The requirement of the final project is that you incorporate at least 3 “advanced concepts”, either from the lectures or from reading on your own, and apply them to your project. For example, an early project was to create a three-tiered data system from scratch:

This implementation had a UI, network communication between a client and a server, a server that was multi-threaded to receive and handle multiple connections at once, and a DB where results could be stored and retrieved.

Group Size: You may do this in a group of 2-3 people, but the more people, the larger the project needs to be. The following project examples are suitable for a single person. Group projects will have to double or triple the amount of work, and we will evaluate this based on what you put in your proposal (see below).

Other example projects:

Yahtzee

Yahtzee is a dice game. To implement this, you need to create a UI and graphics to depict the dice (and rolling of the dice). Other additional features can be a network server to save the game and/or maintain top scorers. Alternately you could write a multiplayer game where different players connect to a server and play the same game. This is primarily a UI-based game.

Graphics-based games: The Snake Game

This is a graphics and animation-oriented game that has to take inputs from a keyboard or mouse to move a “snake” that eats apples or eggs and lengthens with each item it eats. The goal is for the snake to avoid eating itself even as it gets longer and longer. For more info and examples, see here.

Online Scheduling/Reservation System

Here you have a database that stores calendars and appointments, and the user accesses this scheduling data by connecting to a remote server. You should be able to make an appointment and reserve a time slot. If the time slot is reserved by someone else, it will be unavailable.

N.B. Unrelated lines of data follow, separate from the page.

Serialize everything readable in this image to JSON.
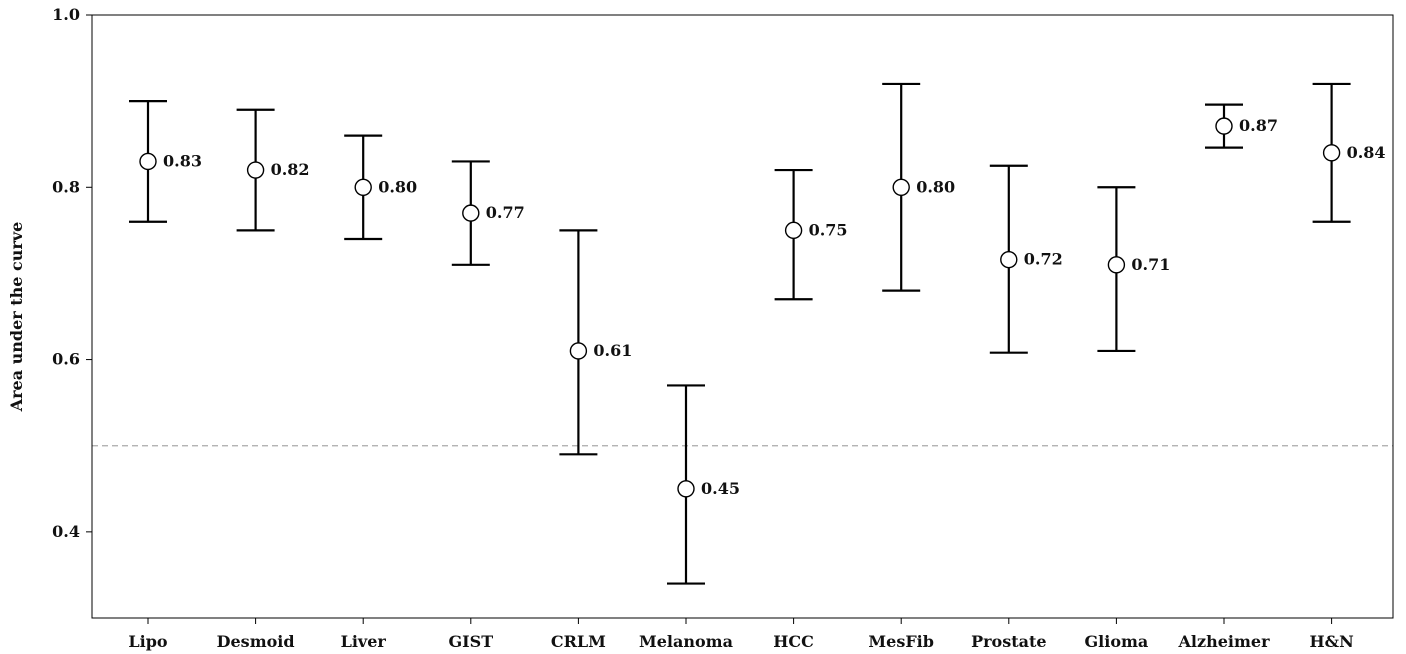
{
  "chart_data": {
    "type": "scatter",
    "title": "",
    "xlabel": "",
    "ylabel": "Area under the curve",
    "ylim": [
      0.3,
      1.0
    ],
    "yticks": [
      0.4,
      0.6,
      0.8,
      1.0
    ],
    "ytick_labels": [
      "0.4",
      "0.6",
      "0.8",
      "1.0"
    ],
    "reference_line": {
      "y": 0.5,
      "style": "dashed",
      "color": "#aaaaaa"
    },
    "categories": [
      "Lipo",
      "Desmoid",
      "Liver",
      "GIST",
      "CRLM",
      "Melanoma",
      "HCC",
      "MesFib",
      "Prostate",
      "Glioma",
      "Alzheimer",
      "H&N"
    ],
    "values": [
      0.83,
      0.82,
      0.8,
      0.77,
      0.61,
      0.45,
      0.75,
      0.8,
      0.716,
      0.71,
      0.871,
      0.84
    ],
    "value_labels": [
      "0.83",
      "0.82",
      "0.80",
      "0.77",
      "0.61",
      "0.45",
      "0.75",
      "0.80",
      "0.72",
      "0.71",
      "0.87",
      "0.84"
    ],
    "lower": [
      0.76,
      0.75,
      0.74,
      0.71,
      0.49,
      0.34,
      0.67,
      0.68,
      0.608,
      0.61,
      0.846,
      0.76
    ],
    "upper": [
      0.9,
      0.89,
      0.86,
      0.83,
      0.75,
      0.57,
      0.82,
      0.92,
      0.825,
      0.8,
      0.896,
      0.92
    ],
    "grid": false,
    "legend": "none",
    "colors": {
      "error_bar": "#000000",
      "marker_fill": "#ffffff",
      "marker_stroke": "#000000"
    }
  }
}
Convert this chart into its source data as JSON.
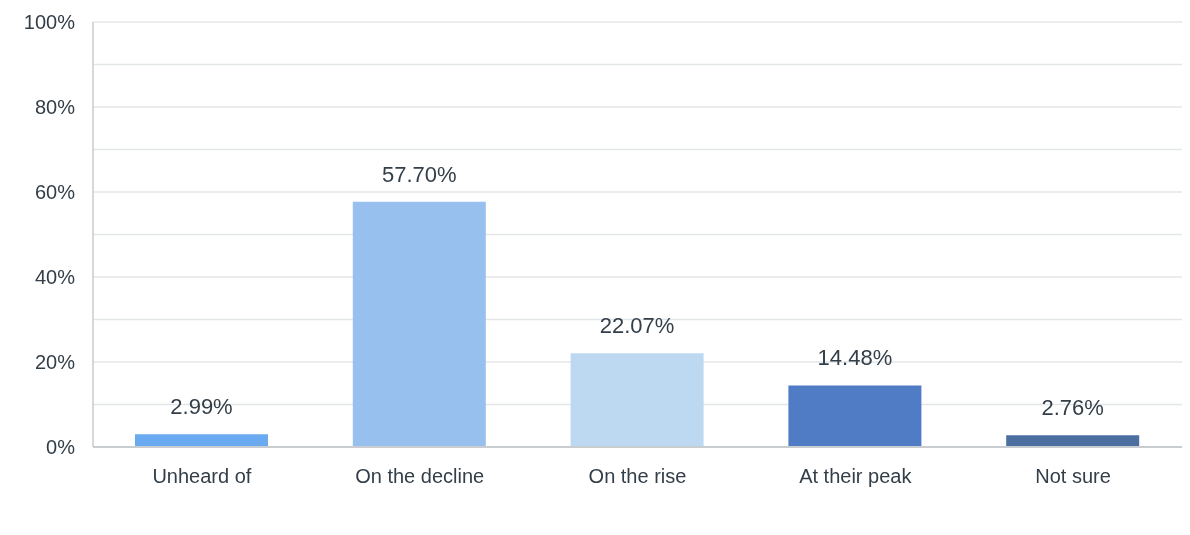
{
  "chart_data": {
    "type": "bar",
    "categories": [
      "Unheard of",
      "On the decline",
      "On the rise",
      "At their peak",
      "Not sure"
    ],
    "values": [
      2.99,
      57.7,
      22.07,
      14.48,
      2.76
    ],
    "colors": [
      "#6aaaf0",
      "#97c0ee",
      "#bdd8f1",
      "#4f7cc4",
      "#4a6fa0"
    ],
    "value_labels": [
      "2.99%",
      "57.70%",
      "22.07%",
      "14.48%",
      "2.76%"
    ],
    "ylim": [
      0,
      100
    ],
    "yticks": [
      {
        "value": 0,
        "label": "0%"
      },
      {
        "value": 10,
        "label": null
      },
      {
        "value": 20,
        "label": "20%"
      },
      {
        "value": 30,
        "label": null
      },
      {
        "value": 40,
        "label": "40%"
      },
      {
        "value": 50,
        "label": null
      },
      {
        "value": 60,
        "label": "60%"
      },
      {
        "value": 70,
        "label": null
      },
      {
        "value": 80,
        "label": "80%"
      },
      {
        "value": 90,
        "label": null
      },
      {
        "value": 100,
        "label": "100%"
      }
    ],
    "grid": "y"
  }
}
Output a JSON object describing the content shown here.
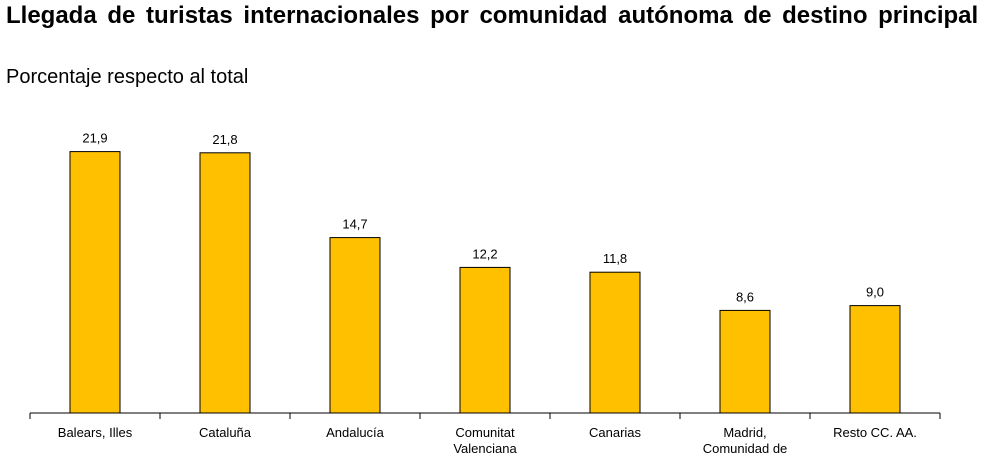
{
  "title": "Llegada de turistas internacionales por comunidad autónoma de destino principal",
  "subtitle": "Porcentaje respecto al total",
  "colors": {
    "bar": "#FFC000",
    "bar_stroke": "#000000",
    "axis": "#000000",
    "background": "#ffffff"
  },
  "chart_data": {
    "type": "bar",
    "title": "Llegada de turistas internacionales por comunidad autónoma de destino principal",
    "subtitle": "Porcentaje respecto al total",
    "categories": [
      [
        "Balears, Illes"
      ],
      [
        "Cataluña"
      ],
      [
        "Andalucía"
      ],
      [
        "Comunitat",
        "Valenciana"
      ],
      [
        "Canarias"
      ],
      [
        "Madrid,",
        "Comunidad de"
      ],
      [
        "Resto CC. AA."
      ]
    ],
    "values": [
      21.9,
      21.8,
      14.7,
      12.2,
      11.8,
      8.6,
      9.0
    ],
    "data_labels": [
      "21,9",
      "21,8",
      "14,7",
      "12,2",
      "11,8",
      "8,6",
      "9,0"
    ],
    "xlabel": "",
    "ylabel": "",
    "ylim": [
      0,
      24.3
    ],
    "grid": false,
    "legend": "none"
  }
}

Data Visualization/Analysis

Download sample log data (such as someplace like https://datasetsearch.research.google.com/), such as HTTP to network traffic data and either in files or stored in a database. Have some kind of interface that allows you to select one of several different log files. The user will select one and then Java will do various forms of analytics, such as a traffic histogram or visualization of traffic destinations. This will require good facility with Java graphics as well as Java analytics. In addition, there should be some kind of remote load/save functions. See if you could multithread the analytic process.

Multithreaded Web Crawler

This would require you to learn a bit about Java’s URL and HTTP classes (see this Oracle tutorial and these explanations on StackOverflow). Then select a starting URL, download the initial page, and get all the http links and download all of those links, and repeat up to a given depth. Each of those links should be sent to a separate thread which does the download. Keep a log of the URLs and information about the data in those links (like how big they are, what the path to that link is, and so on). Create some kind of browsable index of all of the links and associated data.

Guide to finding ideas:

If you have research work you’re already working on, use Java to create an interface to it or solve other problems.

Browse the web for other projects or sources of data.

Leverage your research interests and see how you can use java to present them in a compelling way. See how you can take repetitious code and parallelize it using Java threads.

What you need to do:

First, come up with a proposal and give it to us. This should outline what you plan to do, what Java features it will use, and what your design will be. This is to make sure you’re doing good work and to give you a chance to talk with us about your project and to help put your thoughts together. It shouldn’t need to be more than 2 pages. This will be due April 13th.

The project is due May 12th, early in finals week. There are a lot of you and we need the time to grade your project to get your grades in on time.